Why the Rolling Stones Disowned Their ‘Stone Age’ Compilation
The Rolling Stones had finally freed themselves from their British label, Decca Records, and an onerous contract that paid them little in royalties for new material. Then years of bad blood exploded in public on March 6, 1971, when Decca released Stone Age, a compilation of originals and covers from the mid-'60s without the band's permission. In response, the Rolling Stones ran full-page, black-bordered ads in the British music press denouncing the LP.
The Stones and Decca had feuded since at least 1968, when the group submitted the cover for the Beggars Banquet LP. The stark photograph showed the wall of a grimy restroom, covered with graffiti written by Mick Jagger and Keith Richards. Shot in the mechanics' bathroom of a Los Angeles Porsche dealership, the image included the top of a filthy toilet tank and seat. Decca refused to release the album with the cover.
"The fight they gave us – we dug in our heels," Richards told Rolling Stone. "They really wouldn't budge. It stopped the album from coming out. Eventually it got to be too much of a drag. It went on for nine months or so. It was like them saying, 'We don't give a shit if your album never goes out.'"
The Rolling Stones eventually gave in and Beggars Banquet was released in December 1968 with a plain white cover that resembled a party invitation. "After that, we knew it was impossible and started looking around to do it differently," said Richards.
Before they could leave, the Rolling Stones owed Decca a final single written by Jagger and Richards. As a slap in the face, the band in July 1970 recorded "Schoolboy Blues," a song with lewd lyrics that became known as "Cocksucker Blues." The plan was to create a song so obscene that Decca would refuse to release it. The scheme worked, though Decca eventually put out the tune in Germany in 1983 as part of a compilation, then quickly pulled it from the shelves.
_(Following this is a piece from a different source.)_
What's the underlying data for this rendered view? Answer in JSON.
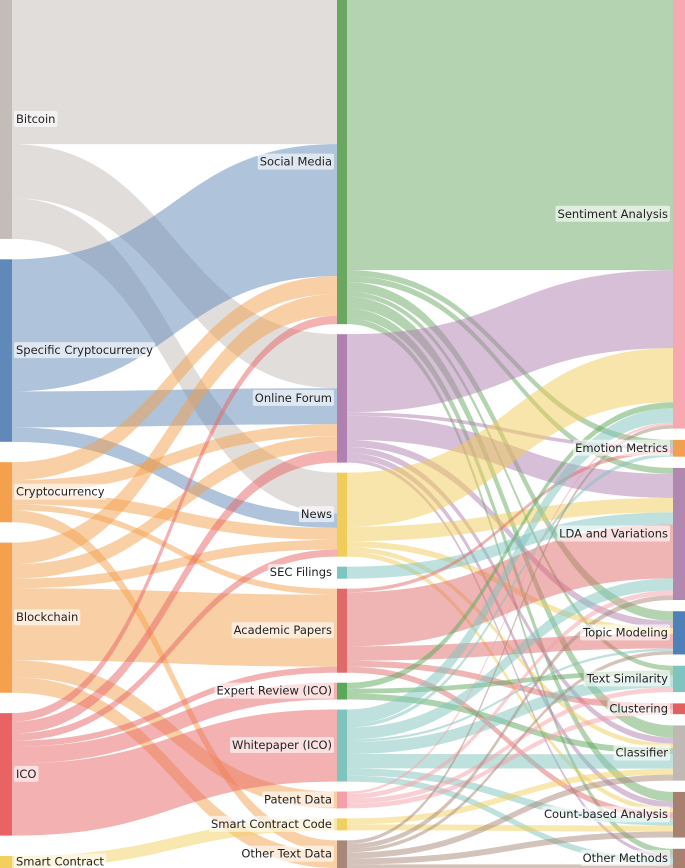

By 1971 the Stones had started their own label, Rolling Stones Records, distributed by Atlantic Records. Prior to the release of the label's debut LP, Sticky Fingers, Decca retaliated by putting out Stone Age. The album was a hodgepodge of 12 covers and originals – mostly singles and b-sides – recorded between 1964 and 1966 that had never been issued on British studio LPs. Four tracks, "It's All Over Now," "As Tears Go By," "The Last Time" and "Paint It, Black," had been on the Big Hits (High Tide and Green Grass) compilation five years earlier, while "Confessin' the Blues" was on the 5 x 5 EP. Only "Blue Turns to Grey," "One More Try" and their take on the Temptations' "My Girl" had never been available in the U.K. at all.
Listen to the Rolling Stones' 'It's All Over Now'
To further irritate the group, Decca used its own graffiti-covered wall on the cover of Stone Age. It had none of the humor or creativity of the Beggars Banquet cover that the label had turned down a few years before.
Incensed, the Stones ran ads in British music papers that read, "Beware! Message from the Rolling Stones Re: Stone Age. We didn't know this record was going to be released. It is, in our opinion, below the standard we try to keep up, both in choice of content and cover design."
Despite the protest, British fans made Stone Age a No. 4 hit. Dave Thompson at AllMusic called Stone Age "a rather enjoyable romp through the group's 1964-1966 archive […] the final result, while certainly appearing fairly random, nevertheless illustrates the sheer dexterity that was the breakthrough Stones' most hidden attribute."
Journalist Robert Greenfield traveled with the Stones on their farewell tour of Britain in March 1971. In his book Ain't It Time We Said Goodbye: The Rolling Stones on the Road to Exile, Greenfield wrote of the episode, "While the record business had already become far more corporate than it had ever been before, the entire contretemps spoke volumes about how truly vile and disgusting the industry could still be even at the very highest levels of the game."
While the Rolling Stones produced Top 10 albums for years to come, Decca continued to release compilation LPs and box sets from its archives, ensuring that the bad blood continued to flow.